The company last month revealed in its annual report it was now "a leading dairy processor in Australia".
This was in contrast to its 2022 annual report and the company profile on its Australian website as recently as May 25, when it said: "We are the largest dairy processor in Australia".
That website profile has also since changed to now say: "We are a leading dairy processor in Australia."
The company became Australia's biggest dairy processor in 2018 when it acquired the beleaguered Murray Goulburn Co-Operative for $1.3 billion following MG's spectacular collapse after the 2016 price clawback.
Saputo had already entered the Australian market with the acquisition of Warrnambool Cheese and Butter in 2013.
In 2017, when Saputo announced it had bought the co-operative, Murray Goulburn, was processing about 2.7 billion litres of milk, and Warrnambool Cheese and Butter was processing about 1 billion litres.
This made Saputo the largest dairy processor in the nation.
Industry sources say Saputo's combined 3.7 billion litres has since fallen to about 2 billion litres, which could drop further with Saputo's proposed sale of two milk processing plants to Coles.
Dairy Australia said the 2023-24 national production would be 8-8.2 billion litres.
Saputo would not be drawn on what prompted the wording change.
In a statement today, Saputo International and Europe president and chief operating officer Leanne Cutts said: "With a declining national milk pool, SDA is proactively adapting its manufacturing footprint to strengthen our market competitiveness.
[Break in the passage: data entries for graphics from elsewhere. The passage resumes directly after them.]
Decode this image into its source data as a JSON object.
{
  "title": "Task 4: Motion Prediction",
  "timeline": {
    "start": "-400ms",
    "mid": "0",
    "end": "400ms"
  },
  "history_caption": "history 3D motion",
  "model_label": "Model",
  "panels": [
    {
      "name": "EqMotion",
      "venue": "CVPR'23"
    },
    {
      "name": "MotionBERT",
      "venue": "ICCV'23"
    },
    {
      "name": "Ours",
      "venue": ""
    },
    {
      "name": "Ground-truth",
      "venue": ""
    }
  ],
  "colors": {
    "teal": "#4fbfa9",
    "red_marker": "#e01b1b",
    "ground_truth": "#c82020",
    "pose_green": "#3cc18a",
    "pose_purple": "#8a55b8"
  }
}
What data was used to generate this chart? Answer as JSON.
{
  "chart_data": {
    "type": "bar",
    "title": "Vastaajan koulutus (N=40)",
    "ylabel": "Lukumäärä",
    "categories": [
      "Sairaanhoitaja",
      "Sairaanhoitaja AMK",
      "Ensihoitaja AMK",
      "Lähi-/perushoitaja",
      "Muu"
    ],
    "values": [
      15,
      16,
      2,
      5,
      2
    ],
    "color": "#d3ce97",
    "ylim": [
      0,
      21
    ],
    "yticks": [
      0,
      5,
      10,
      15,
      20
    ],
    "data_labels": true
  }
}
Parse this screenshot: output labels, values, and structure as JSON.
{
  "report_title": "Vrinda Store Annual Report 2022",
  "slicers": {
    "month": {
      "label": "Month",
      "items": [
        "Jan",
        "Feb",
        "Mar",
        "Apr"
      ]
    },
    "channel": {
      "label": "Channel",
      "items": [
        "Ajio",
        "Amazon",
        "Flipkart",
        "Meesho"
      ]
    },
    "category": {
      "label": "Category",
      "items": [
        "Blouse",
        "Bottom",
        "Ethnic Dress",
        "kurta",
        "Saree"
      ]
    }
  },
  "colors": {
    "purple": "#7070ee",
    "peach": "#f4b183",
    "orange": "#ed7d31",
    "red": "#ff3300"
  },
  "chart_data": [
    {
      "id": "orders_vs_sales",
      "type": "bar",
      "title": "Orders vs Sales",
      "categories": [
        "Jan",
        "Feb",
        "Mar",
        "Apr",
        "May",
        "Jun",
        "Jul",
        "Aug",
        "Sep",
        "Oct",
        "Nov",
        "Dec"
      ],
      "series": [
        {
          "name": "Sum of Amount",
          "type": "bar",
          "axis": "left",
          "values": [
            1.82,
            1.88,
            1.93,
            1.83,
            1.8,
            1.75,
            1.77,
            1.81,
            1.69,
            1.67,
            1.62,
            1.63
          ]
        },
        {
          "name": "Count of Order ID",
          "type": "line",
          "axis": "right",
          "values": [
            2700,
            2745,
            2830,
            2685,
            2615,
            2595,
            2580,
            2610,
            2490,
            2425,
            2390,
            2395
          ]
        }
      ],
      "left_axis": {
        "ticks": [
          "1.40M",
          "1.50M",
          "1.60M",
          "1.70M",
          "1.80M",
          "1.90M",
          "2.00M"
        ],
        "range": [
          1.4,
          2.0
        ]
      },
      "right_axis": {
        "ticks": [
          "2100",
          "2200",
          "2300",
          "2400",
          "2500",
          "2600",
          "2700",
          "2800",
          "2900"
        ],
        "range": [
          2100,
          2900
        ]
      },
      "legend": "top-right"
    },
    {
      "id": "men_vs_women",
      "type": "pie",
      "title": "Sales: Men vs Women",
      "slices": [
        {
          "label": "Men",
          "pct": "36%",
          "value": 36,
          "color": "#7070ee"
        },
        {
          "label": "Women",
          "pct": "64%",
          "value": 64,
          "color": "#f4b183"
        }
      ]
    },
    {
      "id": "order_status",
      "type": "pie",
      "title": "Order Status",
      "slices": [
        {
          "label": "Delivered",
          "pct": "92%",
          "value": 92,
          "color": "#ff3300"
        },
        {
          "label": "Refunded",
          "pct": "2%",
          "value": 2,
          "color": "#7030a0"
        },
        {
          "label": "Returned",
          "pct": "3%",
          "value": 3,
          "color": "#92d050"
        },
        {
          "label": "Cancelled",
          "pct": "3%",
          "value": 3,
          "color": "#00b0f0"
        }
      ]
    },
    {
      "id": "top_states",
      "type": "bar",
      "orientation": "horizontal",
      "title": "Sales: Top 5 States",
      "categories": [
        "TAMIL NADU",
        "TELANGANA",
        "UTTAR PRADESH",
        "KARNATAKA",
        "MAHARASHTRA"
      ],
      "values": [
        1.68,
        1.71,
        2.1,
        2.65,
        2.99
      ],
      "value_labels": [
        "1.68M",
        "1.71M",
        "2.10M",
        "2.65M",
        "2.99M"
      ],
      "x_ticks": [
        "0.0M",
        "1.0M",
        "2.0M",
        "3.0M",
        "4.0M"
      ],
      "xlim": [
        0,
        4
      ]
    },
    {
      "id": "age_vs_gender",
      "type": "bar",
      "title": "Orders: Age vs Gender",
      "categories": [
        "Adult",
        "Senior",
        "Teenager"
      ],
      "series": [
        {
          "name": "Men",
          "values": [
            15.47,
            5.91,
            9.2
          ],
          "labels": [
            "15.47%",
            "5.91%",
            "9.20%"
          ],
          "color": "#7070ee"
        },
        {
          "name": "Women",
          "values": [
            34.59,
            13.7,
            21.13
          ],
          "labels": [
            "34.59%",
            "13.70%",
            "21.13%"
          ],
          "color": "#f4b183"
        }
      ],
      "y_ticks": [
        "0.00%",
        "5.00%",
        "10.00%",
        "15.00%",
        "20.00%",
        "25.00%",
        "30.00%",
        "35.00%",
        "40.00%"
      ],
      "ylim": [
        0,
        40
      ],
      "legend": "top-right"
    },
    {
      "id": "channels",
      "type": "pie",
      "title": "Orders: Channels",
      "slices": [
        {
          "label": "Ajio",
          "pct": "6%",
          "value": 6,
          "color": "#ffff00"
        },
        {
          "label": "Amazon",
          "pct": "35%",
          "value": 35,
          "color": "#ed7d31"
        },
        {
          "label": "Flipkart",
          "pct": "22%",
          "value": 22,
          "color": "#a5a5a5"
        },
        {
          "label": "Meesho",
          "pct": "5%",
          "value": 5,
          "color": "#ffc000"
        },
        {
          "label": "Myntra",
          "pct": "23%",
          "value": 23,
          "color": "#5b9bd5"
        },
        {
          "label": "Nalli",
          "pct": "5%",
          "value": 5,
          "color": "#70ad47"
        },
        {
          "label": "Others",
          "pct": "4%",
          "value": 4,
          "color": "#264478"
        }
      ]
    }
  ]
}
This has included some responsible but difficult decisions to streamline our operations to be more efficient, while reinvesting in processing capabilities that maximise our return on every litre of milk."
Ms Cutts said Saputo "opened with a strong price for the new milk season, securing a sustainable uplift in our milk volume to ensure high utilisation and efficiency of our plants".
In response to a question on Saputo's long-term commitment to Australia, Ms Cutts said "farmers and the industry are confident about the future. We share this confidence and are here to stay."
The change in processing status has come amid industry speculation about Saputo's plans after it closed its Maffra factory in Gippsland, and shut down milk powder production at Leongatha and cheese packaging at Mil-Lel in South Australia.
It has, however, announced a $20-million investment in its Smithton plant in Tasmania.
United Dairyfarmers of Victoria president Mark Billing said he didn't necessarily read anything "sinister" into the change in Saputo's profile.
"Saputo has rationalised their footprint over the past 18 months, which I understand might have reduced capacity, but as I understand it that might be common for all of the bigger processors in Australia too," Mr Billing said.
"By saying they are the biggest flexes their muscle in the processing sector, so with that change in tack might indicate that somebody else is bigger.
"From a dairy farmer perspective we still need to have competition.
"If any particular processor or processors are really starting to struggle, we need to be mindful of that."
The Australian Dairy Products Federation executive director Janine Waller was unaware of Saputo's change in processor status, and believed it may have been in response to Bega's 2021 purchase of Lion Nathan's dairy and drinks division.